President Donald Trump’s (R) moves against regulations regarding our showerheads, dishwashers, stoves and ranges, and other household appliances has triggered a thought in me regarding regulation and Congressional delegation.
As we all know, Congress has delegated rule-making to the Executive Branch agencies and Departments, and many of us think Congress has over-delegated. Congressmen have shown themselves loath to wholesale claw back that delegation and write their own regulations to give concrete effect to Congress’ statutes. Here’s an easier move Congress could make regarding that delegation and rule-making.
Let the agencies and Departments conduct their rule-making in the current way, with the requirement for a comment period, the regulators required to take seriously the public’s comments during that period, and the writing of the “final” rule. The added steps are these, and they are few:
1. The agency/Department is barred from implementing the rule at any time in draft form, including via “guidance” letter, before it takes formal, legal effect
2. When the agency/Department has finalized its rule, it must submit the rule to Congress for approval
3. Each house of Congress must approve the rule via floor debate and majority voteāthis is the step that gives the rule legal effect, not agency/Department finalization
4. Each house of Congress must approve the rule within 10 calendar days of its submittal to Congress
5. If both houses do not approve the rule within 10 calendar days, the rule is deemed disapproved, and it cannot take effect
6. If the rule is disapproved, whether by overt disapproval or by failure to approve within 10 days, the rule and no rule similar to it can be brought up again for six years
That last rule is especially important: it allows for the possibility of a complete turnover of the House of Representatives three times, it allows for the possibility of a complete turnover of the Senate, and it allows for the possibility of a complete turnover of the White House and, by extension, of the leadership of those agencies and Departments.
NB: I posted the gist of this to DOGE’s Regulations.gov, which is DOGE’s call for, and Web site for receiving, suggestions for rule changes and rescission by us ordinary Americans.
Because when I got to the head of the line, they were all out of humility, so I made up for it with an extra helping of hubris.

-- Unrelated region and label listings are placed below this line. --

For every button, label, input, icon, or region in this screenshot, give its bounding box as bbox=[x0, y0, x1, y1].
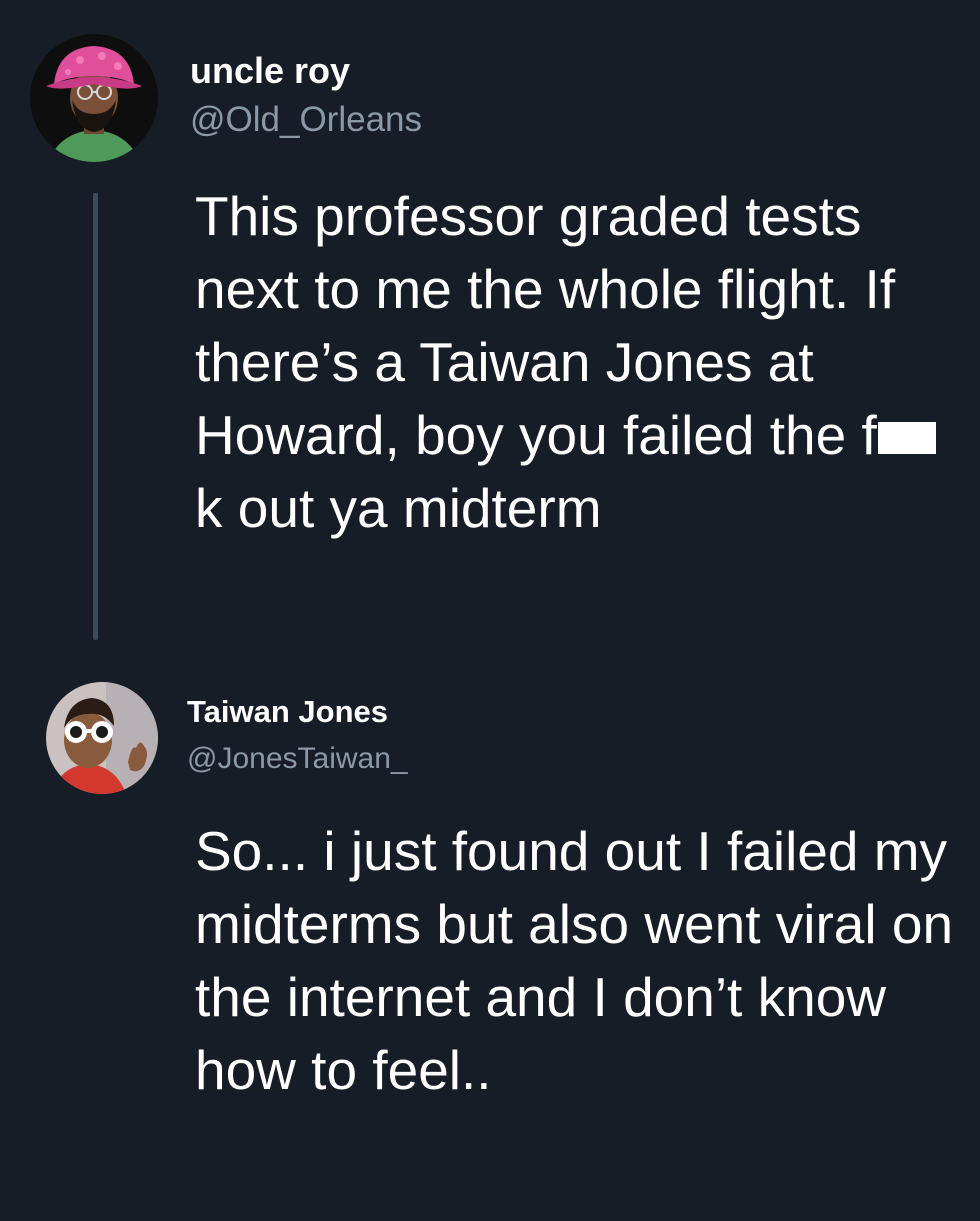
display-name[interactable]: uncle roy bbox=[190, 50, 350, 92]
user-handle[interactable]: @JonesTaiwan_ bbox=[187, 742, 408, 776]
tweet-text: This professor graded tests next to me t… bbox=[195, 180, 955, 545]
tweet-text-after-censor: k out ya midterm bbox=[195, 477, 602, 539]
display-name[interactable]: Taiwan Jones bbox=[187, 694, 388, 730]
avatar-man-pink-hat-icon bbox=[30, 34, 158, 162]
censor-box-icon bbox=[877, 422, 936, 454]
tweet-text-before-censor: This professor graded tests next to me t… bbox=[195, 185, 896, 466]
tweet-text: So... i just found out I failed my midte… bbox=[195, 820, 954, 1101]
avatar-uncle-roy[interactable] bbox=[30, 34, 158, 162]
user-handle[interactable]: @Old_Orleans bbox=[190, 100, 422, 140]
avatar-taiwan-jones[interactable] bbox=[46, 682, 158, 794]
thread-connector-line bbox=[93, 193, 98, 640]
avatar-person-white-sunglasses-icon bbox=[46, 682, 158, 794]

I would add one more requirement – each regulation must pass the Congress individually. There may be no clubbing together of any regulations to elicit approval of a batch which includes some favored and some disfavored regulations.
I agree. Good catch.
And one more rule: the “finalized” rule must be submitted by the Department/agency NLT the start of the business day next following that finalization. In truth, that will only beg the question, since the Department/agency can carry out its political collusion with Congressmen in the days and weeks prior to “finalization,” but there’s no point in leaving the collusion easy, and lots to be gained by attaching liability regarding the legitimacy of the finalization to the collusion.